Reibelementschweißen: In nur 3 s sind Aluminium und höherfeste Bleche direktverbunden
Neuartige Fügepunkte für höchstfeste Bleche

Das neue Fügeverfahren Ejoweld verbindet Welten miteinander: die des mechanischen Fügens mit dem (Reib-)Schweißen. Bei Audi ist der Prozess bereits für die Serie gesetzt. In nur 3 s lassen sich damit Alu- mit höchstfesten Blechen verbinden.
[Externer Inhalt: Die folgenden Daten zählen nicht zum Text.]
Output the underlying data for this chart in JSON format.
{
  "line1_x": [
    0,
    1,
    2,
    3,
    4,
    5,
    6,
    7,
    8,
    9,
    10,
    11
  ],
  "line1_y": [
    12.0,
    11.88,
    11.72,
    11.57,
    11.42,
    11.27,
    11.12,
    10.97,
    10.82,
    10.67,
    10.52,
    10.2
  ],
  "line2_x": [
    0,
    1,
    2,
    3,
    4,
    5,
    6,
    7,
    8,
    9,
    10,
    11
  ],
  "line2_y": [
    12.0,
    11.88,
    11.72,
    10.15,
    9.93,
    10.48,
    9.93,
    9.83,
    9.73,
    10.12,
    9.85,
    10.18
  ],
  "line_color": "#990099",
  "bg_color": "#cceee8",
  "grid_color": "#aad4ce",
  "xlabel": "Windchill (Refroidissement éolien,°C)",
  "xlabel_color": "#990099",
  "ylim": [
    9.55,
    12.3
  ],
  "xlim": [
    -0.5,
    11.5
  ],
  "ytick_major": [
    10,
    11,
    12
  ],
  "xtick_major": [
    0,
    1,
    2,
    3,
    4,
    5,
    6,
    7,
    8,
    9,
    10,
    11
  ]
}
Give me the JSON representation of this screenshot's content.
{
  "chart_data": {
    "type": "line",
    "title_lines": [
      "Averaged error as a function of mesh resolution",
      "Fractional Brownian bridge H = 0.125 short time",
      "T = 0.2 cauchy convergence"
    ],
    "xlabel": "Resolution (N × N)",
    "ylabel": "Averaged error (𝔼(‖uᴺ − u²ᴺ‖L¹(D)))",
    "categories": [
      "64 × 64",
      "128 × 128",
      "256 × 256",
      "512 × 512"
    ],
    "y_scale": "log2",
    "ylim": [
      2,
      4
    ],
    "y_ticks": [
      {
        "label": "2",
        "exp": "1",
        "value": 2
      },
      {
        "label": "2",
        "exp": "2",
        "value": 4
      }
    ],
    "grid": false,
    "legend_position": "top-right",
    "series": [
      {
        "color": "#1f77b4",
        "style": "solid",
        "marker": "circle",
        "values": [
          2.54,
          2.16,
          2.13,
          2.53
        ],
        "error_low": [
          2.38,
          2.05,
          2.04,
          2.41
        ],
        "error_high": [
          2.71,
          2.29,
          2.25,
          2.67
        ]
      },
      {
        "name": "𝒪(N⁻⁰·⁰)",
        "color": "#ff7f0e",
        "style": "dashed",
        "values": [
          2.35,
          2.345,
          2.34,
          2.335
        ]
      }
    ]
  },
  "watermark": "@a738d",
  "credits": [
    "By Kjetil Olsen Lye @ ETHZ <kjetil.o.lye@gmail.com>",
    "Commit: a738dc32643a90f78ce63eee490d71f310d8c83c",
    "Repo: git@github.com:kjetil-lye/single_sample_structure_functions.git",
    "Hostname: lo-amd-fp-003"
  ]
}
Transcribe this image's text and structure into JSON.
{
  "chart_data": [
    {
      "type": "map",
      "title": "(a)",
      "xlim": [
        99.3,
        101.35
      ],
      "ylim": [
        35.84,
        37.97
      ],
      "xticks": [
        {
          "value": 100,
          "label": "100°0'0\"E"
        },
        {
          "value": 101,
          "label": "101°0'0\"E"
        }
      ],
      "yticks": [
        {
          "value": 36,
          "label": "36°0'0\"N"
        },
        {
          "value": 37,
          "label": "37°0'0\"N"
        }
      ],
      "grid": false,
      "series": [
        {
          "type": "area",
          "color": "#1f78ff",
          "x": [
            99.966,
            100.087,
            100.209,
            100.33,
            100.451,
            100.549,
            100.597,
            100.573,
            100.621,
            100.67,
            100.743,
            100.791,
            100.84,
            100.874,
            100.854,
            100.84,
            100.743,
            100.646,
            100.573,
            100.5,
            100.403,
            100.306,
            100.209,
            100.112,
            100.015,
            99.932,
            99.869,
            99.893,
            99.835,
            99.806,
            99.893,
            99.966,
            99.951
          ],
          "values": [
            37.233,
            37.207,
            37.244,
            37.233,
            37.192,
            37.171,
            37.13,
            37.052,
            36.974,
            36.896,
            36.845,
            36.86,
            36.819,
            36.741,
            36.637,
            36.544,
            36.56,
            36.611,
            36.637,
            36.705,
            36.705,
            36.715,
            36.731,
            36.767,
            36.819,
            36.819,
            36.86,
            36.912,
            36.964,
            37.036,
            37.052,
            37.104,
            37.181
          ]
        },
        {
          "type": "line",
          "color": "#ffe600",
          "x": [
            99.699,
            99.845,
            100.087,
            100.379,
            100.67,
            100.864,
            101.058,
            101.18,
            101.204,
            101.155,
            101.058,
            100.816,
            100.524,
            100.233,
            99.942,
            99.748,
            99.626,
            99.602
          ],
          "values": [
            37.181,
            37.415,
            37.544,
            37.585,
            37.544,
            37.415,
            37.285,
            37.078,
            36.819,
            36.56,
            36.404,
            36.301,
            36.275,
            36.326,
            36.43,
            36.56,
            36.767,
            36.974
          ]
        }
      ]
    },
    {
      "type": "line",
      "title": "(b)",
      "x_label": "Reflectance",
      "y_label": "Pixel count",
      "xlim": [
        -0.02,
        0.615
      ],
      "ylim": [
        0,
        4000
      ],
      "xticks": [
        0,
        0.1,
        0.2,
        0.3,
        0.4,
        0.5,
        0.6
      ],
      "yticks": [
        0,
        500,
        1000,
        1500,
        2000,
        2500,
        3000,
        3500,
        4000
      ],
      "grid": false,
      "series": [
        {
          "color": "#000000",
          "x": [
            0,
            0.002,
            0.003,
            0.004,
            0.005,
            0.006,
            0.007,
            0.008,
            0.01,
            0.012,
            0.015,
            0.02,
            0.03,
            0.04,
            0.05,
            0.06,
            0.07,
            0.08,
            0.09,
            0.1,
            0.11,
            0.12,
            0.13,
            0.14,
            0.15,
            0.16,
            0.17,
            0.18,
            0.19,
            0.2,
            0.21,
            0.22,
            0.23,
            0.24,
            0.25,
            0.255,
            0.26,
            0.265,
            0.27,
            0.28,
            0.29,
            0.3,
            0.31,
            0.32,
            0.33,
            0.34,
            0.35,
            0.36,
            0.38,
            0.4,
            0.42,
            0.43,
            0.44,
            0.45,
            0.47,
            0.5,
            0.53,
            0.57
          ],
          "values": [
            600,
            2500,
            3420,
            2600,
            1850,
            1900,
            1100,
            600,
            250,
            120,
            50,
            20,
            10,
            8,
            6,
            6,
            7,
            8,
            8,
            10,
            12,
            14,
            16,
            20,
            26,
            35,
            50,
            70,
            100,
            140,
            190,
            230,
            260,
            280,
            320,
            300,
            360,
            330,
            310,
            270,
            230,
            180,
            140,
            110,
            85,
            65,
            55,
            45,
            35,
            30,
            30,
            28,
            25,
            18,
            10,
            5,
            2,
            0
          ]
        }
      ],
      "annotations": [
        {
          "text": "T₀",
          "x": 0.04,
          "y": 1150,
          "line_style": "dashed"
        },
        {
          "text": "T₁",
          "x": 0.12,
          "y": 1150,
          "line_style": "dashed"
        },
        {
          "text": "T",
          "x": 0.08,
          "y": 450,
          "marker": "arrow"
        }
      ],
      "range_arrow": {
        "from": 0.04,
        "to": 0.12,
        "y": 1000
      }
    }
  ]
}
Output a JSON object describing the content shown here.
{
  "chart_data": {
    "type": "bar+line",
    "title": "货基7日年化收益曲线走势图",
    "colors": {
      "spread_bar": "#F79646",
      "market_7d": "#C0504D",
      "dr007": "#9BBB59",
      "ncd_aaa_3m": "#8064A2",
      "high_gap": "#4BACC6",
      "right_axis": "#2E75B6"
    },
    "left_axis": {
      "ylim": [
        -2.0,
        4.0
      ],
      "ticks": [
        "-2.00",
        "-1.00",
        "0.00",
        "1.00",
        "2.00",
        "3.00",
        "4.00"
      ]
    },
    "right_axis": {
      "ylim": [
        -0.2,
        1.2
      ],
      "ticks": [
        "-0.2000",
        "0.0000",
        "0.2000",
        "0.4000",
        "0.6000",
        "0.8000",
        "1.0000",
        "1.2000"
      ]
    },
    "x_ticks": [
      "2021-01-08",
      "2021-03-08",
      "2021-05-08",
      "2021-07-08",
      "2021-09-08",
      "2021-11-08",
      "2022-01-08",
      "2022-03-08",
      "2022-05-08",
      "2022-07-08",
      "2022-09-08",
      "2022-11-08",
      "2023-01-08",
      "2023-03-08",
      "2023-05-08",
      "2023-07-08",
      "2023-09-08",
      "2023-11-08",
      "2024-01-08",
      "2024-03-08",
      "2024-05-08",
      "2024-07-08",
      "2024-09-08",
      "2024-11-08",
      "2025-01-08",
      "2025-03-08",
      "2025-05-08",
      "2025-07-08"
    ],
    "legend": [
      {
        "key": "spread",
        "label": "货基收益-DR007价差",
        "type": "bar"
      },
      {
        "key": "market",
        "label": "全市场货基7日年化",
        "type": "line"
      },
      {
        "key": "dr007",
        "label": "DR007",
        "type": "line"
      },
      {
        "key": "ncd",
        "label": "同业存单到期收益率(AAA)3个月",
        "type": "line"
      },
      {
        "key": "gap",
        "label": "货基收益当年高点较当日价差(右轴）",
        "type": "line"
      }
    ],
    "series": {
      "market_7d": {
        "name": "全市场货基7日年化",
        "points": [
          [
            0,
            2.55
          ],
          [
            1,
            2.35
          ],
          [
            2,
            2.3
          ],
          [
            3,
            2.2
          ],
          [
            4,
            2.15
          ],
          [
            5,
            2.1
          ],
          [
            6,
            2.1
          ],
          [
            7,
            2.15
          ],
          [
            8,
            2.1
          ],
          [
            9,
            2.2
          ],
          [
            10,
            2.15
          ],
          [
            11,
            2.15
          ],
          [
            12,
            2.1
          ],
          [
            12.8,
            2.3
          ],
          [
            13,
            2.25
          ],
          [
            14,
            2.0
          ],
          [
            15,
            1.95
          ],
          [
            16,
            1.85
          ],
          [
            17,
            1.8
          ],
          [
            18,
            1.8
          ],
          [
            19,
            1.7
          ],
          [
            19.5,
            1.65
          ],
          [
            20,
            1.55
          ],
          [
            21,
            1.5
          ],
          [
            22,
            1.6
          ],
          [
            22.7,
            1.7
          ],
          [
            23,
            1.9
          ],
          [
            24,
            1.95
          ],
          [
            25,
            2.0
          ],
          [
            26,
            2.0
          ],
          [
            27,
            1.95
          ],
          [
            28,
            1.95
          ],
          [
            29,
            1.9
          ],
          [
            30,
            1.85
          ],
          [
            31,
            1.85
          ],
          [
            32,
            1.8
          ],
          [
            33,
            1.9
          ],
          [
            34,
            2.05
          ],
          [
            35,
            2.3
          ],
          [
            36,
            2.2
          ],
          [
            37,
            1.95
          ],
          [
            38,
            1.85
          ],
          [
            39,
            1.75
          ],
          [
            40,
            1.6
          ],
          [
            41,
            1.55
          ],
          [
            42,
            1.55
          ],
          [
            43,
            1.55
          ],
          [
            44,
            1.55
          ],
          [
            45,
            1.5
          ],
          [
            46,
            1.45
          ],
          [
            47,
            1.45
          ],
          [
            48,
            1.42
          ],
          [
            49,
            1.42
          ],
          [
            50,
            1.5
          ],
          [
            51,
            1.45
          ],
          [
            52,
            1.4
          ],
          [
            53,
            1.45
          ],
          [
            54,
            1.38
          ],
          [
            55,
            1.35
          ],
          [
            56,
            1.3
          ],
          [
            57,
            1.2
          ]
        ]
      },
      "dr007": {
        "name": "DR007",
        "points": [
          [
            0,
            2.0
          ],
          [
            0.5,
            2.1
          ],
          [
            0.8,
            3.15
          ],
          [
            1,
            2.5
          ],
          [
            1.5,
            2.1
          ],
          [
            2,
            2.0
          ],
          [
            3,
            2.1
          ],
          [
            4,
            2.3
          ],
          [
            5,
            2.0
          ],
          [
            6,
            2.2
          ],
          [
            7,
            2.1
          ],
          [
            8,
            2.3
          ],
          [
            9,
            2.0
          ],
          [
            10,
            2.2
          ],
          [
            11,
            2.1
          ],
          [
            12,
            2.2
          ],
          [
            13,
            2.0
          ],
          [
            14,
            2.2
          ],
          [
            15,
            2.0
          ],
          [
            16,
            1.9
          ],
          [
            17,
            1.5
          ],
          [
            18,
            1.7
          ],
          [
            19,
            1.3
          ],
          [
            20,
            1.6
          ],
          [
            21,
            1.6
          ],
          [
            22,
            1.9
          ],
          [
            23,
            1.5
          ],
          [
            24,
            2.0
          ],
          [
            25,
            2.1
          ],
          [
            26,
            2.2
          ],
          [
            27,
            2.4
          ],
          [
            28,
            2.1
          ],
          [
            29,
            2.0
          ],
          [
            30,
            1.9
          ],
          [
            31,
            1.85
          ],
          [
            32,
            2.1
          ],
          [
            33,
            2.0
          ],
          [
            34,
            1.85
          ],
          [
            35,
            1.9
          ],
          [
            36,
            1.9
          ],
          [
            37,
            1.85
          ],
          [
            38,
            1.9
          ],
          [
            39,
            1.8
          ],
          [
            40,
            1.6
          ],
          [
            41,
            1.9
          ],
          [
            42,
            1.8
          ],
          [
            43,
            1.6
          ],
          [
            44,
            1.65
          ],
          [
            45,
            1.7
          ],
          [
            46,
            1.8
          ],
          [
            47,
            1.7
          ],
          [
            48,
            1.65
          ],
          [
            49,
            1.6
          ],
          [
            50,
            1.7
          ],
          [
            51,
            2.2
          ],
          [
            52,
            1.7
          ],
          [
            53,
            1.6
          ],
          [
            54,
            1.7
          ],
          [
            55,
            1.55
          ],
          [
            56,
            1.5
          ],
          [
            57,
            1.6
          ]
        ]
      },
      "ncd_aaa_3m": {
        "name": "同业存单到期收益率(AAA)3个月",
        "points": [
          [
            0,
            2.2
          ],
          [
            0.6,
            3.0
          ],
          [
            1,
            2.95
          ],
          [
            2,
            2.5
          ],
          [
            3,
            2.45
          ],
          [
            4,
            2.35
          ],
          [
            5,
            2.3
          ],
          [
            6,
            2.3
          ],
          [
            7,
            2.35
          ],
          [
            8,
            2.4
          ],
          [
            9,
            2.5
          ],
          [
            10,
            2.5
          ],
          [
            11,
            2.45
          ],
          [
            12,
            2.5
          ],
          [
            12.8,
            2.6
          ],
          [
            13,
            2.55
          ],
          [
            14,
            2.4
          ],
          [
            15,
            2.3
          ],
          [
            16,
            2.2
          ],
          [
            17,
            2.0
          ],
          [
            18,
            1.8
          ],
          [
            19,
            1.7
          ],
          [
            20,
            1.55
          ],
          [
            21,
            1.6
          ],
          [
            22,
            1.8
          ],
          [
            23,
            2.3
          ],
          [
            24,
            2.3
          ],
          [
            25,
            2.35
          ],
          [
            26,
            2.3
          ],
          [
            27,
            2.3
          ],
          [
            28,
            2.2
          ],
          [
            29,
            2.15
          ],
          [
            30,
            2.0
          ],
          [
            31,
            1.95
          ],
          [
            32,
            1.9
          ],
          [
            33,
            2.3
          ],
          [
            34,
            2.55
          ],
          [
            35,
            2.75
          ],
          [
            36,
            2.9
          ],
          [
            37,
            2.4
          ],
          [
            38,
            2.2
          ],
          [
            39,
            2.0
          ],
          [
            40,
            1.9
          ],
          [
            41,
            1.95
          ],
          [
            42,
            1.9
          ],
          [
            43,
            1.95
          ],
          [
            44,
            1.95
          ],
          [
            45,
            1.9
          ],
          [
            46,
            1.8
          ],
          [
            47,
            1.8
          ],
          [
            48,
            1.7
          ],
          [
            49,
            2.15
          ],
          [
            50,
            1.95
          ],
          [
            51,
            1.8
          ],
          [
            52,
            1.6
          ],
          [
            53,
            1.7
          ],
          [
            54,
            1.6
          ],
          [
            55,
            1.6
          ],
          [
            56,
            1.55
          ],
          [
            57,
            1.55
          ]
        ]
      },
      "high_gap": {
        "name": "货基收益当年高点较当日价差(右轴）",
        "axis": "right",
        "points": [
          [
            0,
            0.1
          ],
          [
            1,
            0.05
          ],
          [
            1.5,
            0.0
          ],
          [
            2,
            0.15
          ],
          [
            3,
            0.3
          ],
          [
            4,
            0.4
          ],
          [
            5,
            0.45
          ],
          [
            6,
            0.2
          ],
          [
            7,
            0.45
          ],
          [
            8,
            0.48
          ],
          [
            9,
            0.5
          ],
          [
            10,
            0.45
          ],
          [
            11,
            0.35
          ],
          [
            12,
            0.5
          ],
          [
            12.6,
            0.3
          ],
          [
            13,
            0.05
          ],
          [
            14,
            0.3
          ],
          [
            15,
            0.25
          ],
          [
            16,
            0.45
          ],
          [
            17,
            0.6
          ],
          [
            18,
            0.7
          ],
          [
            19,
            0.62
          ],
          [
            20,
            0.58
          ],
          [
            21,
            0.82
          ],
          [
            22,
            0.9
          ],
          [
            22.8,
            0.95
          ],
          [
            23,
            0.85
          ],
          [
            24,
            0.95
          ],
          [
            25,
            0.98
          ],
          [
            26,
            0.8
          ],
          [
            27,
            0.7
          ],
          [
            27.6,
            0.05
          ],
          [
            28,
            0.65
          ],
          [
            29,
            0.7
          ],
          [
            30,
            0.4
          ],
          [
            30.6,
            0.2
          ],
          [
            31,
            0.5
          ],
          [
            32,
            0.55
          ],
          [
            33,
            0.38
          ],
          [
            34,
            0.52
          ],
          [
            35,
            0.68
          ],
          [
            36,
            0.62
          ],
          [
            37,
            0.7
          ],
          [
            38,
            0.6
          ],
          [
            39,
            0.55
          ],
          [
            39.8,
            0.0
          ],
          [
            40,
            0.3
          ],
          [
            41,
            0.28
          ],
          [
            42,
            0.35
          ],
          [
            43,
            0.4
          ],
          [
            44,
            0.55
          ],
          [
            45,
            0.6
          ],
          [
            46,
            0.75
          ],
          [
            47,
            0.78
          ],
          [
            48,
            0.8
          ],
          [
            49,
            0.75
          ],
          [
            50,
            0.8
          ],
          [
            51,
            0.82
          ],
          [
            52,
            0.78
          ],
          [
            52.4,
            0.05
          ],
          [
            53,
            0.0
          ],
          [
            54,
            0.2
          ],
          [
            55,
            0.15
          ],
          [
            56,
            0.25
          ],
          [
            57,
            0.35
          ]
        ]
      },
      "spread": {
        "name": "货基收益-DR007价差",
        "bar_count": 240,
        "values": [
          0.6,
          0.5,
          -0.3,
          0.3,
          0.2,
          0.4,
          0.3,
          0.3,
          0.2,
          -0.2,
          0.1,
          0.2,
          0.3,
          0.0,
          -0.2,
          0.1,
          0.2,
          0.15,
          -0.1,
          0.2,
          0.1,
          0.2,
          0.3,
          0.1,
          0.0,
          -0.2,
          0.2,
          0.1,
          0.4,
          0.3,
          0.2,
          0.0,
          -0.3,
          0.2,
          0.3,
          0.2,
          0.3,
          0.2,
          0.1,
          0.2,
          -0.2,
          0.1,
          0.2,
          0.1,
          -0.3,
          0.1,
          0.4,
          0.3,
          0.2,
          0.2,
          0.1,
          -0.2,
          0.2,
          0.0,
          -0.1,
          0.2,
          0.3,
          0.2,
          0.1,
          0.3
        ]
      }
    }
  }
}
„Das isses“, sagte sich Mario Maiwald, als ihm vor zweieinhalb Jahren erste Schliffbilder von Ejoweld-Fügepunkten gezeigt wurden. Verbindungstechnik-Spezialist Ejot hatte ihm die Weiterentwicklung angetragen. „Das Reibschweißen in diesen kleinen Dimension mit Prozesssicherheit zu realisieren, voll automatisierbar mit robotertauglicher Anlagentechnik – diese Pionierarbeit hat mich gereizt“, bekennt Maiwald. Um die Fügemethode zur Anwendungsreife zu bringen, verließ er Opel und wechselte zur Ejot Tambach GmbH, Tambach-Dietharz. Heute ist er Leiter Forschung und Entwicklung Ejoweld.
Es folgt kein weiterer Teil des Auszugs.